Les principaux thèmes abordés :

  • Réduire le déficit public
  • Relancer la croissance
  • Les axes de financement
  • Gérer les concours financiers aux collectivités locales
  • Actualiser l’imposition
  • Développer l’offre en faveur du logement avec la loi Duflot

Réduire le déficit public

Le projet de loi de programmation des finances publiques pour 2012-2017 prévoyait comme objectif d’atteindre un déficit public de 4,5 points du PIB en 2012. Pour se faire, l’Etat a dû revoir les prévisions de ses recettes fiscales nettes à la baisse de 2,1 milliards d’euros. Les économies que l’Etat prévoit de réaliser sur ses recettes fiscales nettes se répartissent de la manière suivante :

  • 1 milliard d’euros quant à l’exploitation des déclarations de l’impôt sur le revenu,
  • 0,5 milliard d’euros de baisse sur le rendement de la taxe intérieure de consommation sur les produits énergétiques, en commençant par la baisse du prix sur les carburants de 3 centimes effectuée le 28 août dernier,
  • 0,6 milliard d’euros sur d’autres opérations.

De plus, l’Etat a revu à la baisse 1,4 milliard d’euros sur les recettes non fiscales, principalement au niveau de certains dividendes versés sous forme de titres, et prévoit de diminuer la dette de 0,7 milliard d’euros, grâce aux conditions d’emprunt favorables actuellement.
Au final, le solde budgétaire a été réduit à -83,6 milliards d’euros fin 2012.

La nouvelle Loi de finances expose de nouvelles mesures afin d’atteindre 3 % de déficit public en 2013. En effet, les conditions à respecter pour entrer et rester dans la zone euro sont claires, le déficit public doit être inférieur à 3 % du PIB, la dette publique ne doit pas dépasser 60 % du PIB, et l’inflation doit être maîtrisée. Diminuer le déficit public de 1,5 point suppose alors un effort budgétaire de 30 milliards d’euros. Cet effort sera divisé en trois axes, chacun visant une économie de dépense ou des recettes supplémentaires :

  • 10 milliards d’euros prélevés sur les ménages les plus aisés, sous la création d’une nouvelle tranche marginale d’imposition à 45 %,
  • 10 milliards d’euros prélevés sur les entreprises ayant les plus grandes marges de manoeuvre, tout en préservant les petites et moyennes entreprises,
  • 10 milliards d’euros d’économies de la part de l’Etat, répartis entre les ministères, la défense, les interventions et les investissements.

Au total, le déficit de l’Etat devrait passer de 83,6 milliards d’euros à 61,6 milliards d’euros, soit une amélioration de 22 milliards d’euros.

Relancer la croissance

La France est, depuis 2009, dans une crise importante. La dette publique est proche des 90 % du PIB, le chômage augmente pour toucher de plus en plus de jeunes et de personnes de plus de 50 ans, l’exportation se porte mal, les inégalités augmentent. Toutes ces données ont créé un ralentissement de la croissance, qui avoisine seulement les 0,3 % en 2012.
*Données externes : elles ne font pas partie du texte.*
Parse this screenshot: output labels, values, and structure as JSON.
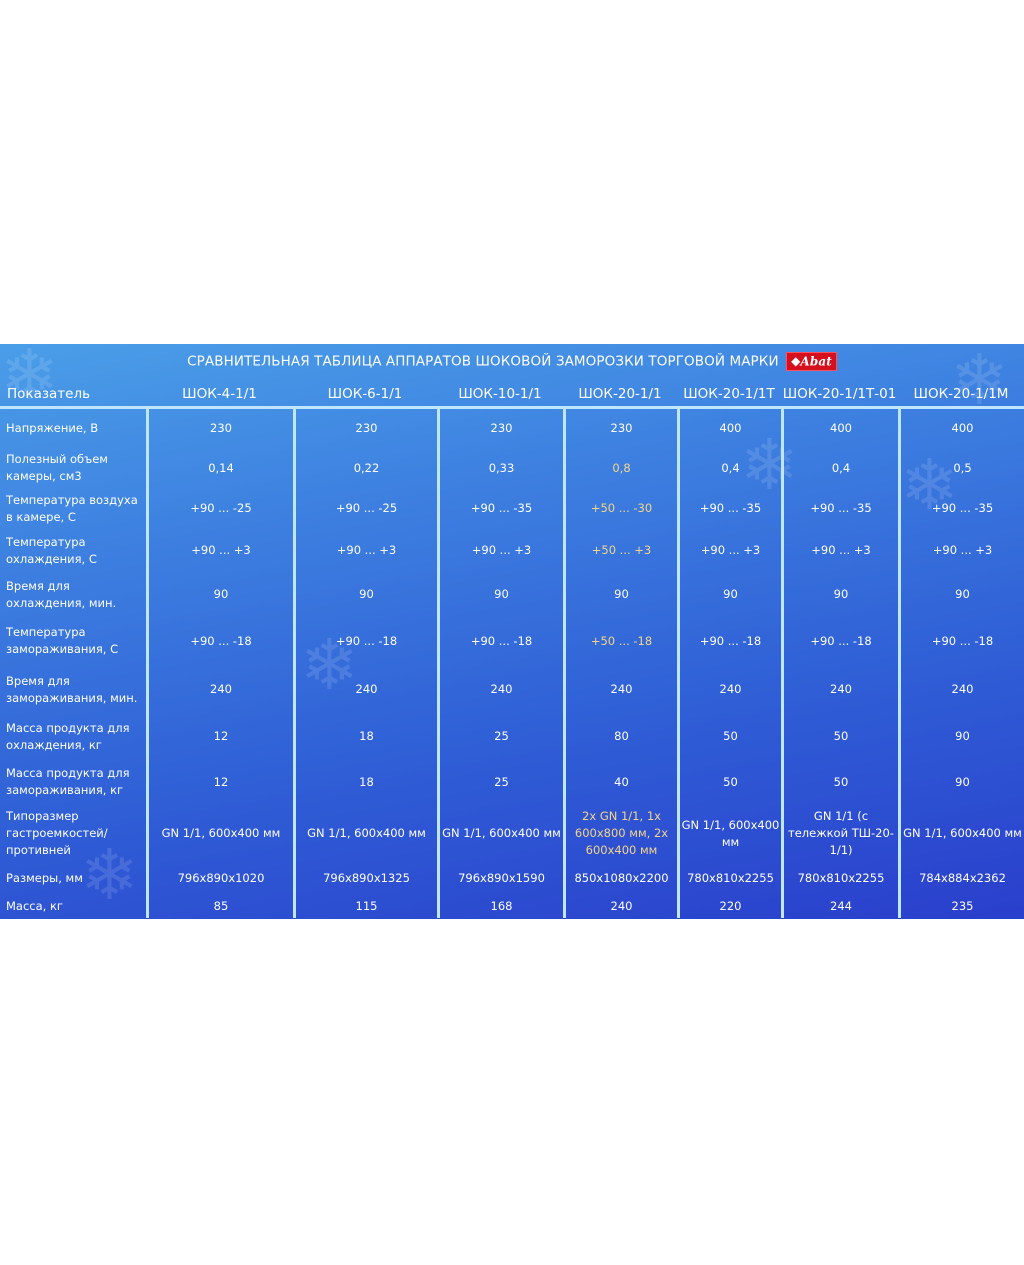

Le gouvernement actuellement en place a alors décidé d’adopter des mesures afin de relancer l’emploi – principalement pour les jeunes – en créant 150 000 emplois d’avenir, mais aussi afin de favoriser le pouvoir d’achat des classes populaires et moyennes, en augmentant l’allocation de rentrée scolaire, en encadrant les loyers dans certaines zones, en revalorisant le SMIC, en diminuant le prix des carburants.

De plus, plusieurs réformes ont été mises en place pour garantir une croissance constante et à long terme. Parmi ces réformes, on peut compter celle du financement de l’économie, rythmée par la création d’une banque publique d’investissement, la réforme bancaire, et celle de l’épargne réglementée. Une réforme concernant le financement de la protection sociale a également été prévue, ainsi qu’une concernant la politique du logement, et enfin celle à propos du marché du travail.
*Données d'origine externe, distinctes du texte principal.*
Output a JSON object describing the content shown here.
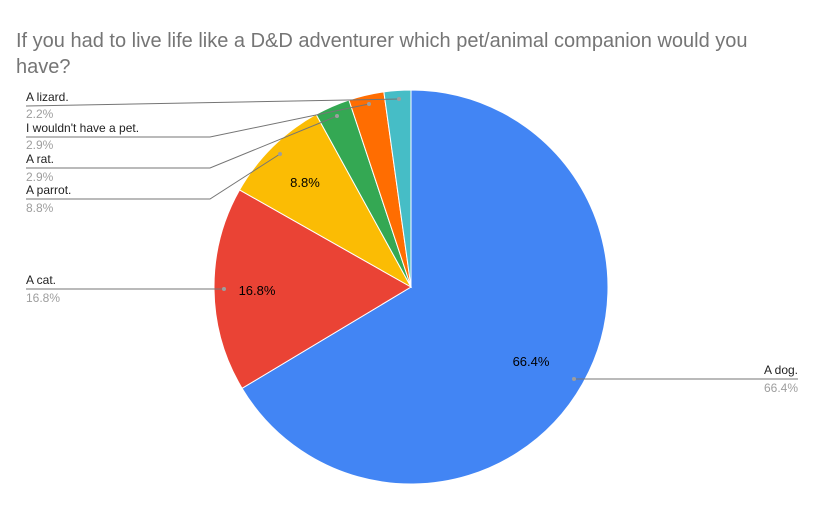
{
  "chart_data": {
    "type": "pie",
    "title": "If you had to live life like a D&D adventurer which pet/animal companion would you have?",
    "categories": [
      "A dog.",
      "A cat.",
      "A parrot.",
      "A rat.",
      "I wouldn't have a pet.",
      "A lizard."
    ],
    "values": [
      66.4,
      16.8,
      8.8,
      2.9,
      2.9,
      2.2
    ],
    "value_labels": [
      "66.4%",
      "16.8%",
      "8.8%",
      "2.9%",
      "2.9%",
      "2.2%"
    ],
    "colors": [
      "#4285f4",
      "#ea4335",
      "#fbbc04",
      "#34a853",
      "#ff6d01",
      "#46bdc6"
    ],
    "inner_labels": [
      "66.4%",
      "16.8%",
      "8.8%"
    ],
    "legend": "labeled leader lines"
  },
  "title": "If you had to live life like a D&D adventurer which pet/animal companion would you have?"
}
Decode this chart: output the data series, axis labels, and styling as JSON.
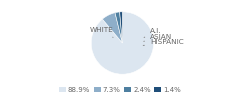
{
  "labels": [
    "WHITE",
    "A.I.",
    "ASIAN",
    "HISPANIC"
  ],
  "values": [
    88.9,
    7.3,
    2.4,
    1.4
  ],
  "colors": [
    "#dce6f0",
    "#8eaec9",
    "#4e7fa0",
    "#1f4e79"
  ],
  "legend_labels": [
    "88.9%",
    "7.3%",
    "2.4%",
    "1.4%"
  ],
  "startangle": 90,
  "bg_color": "#ffffff",
  "label_fontsize": 5.2,
  "legend_fontsize": 5.0,
  "label_color": "#666666",
  "arrow_color": "#888888"
}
Le principal but de ces réformes sera de conserver un bon niveau de pouvoir d’achat de la population, et de relancer la production, en particulier pour les exportations. La France reprendrait alors une croissance légèrement augmentée en 2013, avec une prévision de 0,8 %, pour atteindre les 2 % entre 2014 et 2017.

Trois axes de financement pour le gouvernement

En ce qui concerne le financement durant l’année 2013, le gouvernement a tenu à mettre en avant trois axes prioritaires :

1. La jeunesse :

  • avec la lutte pour favoriser l’insertion des jeunes dans le monde du travail, et 100 000 emplois d’avenir créés dans les zones où les jeunes sont le plus concernés par le chômage.
  • avec le service civique, qui propose aux jeunes de 16 à 25 ans de participer à une mission d’intérêt général dans une association ou une collectivité publique. (30 000 jeunes auront l’occasion de rentrer dans ce dispositif, soit 10 000 de plus qu’en 2012).
  • avec une création de 11 000 emplois dans le domaine de l’enseignement, et 1 000 créations d’emplois dans les universités.

2. L’emploi :

  • En plus des 100 000 emplois d’avenir, il est convenu que le Pôle Emploi améliore ses services ainsi que son accompagnement auprès des demandeurs d’emploi. Ainsi, 2 000 recrutements en contrat à durée indéterminée vont être finalisés en 2013, et 4 000 agents supplémentaires assureront l’accompagnement en agence.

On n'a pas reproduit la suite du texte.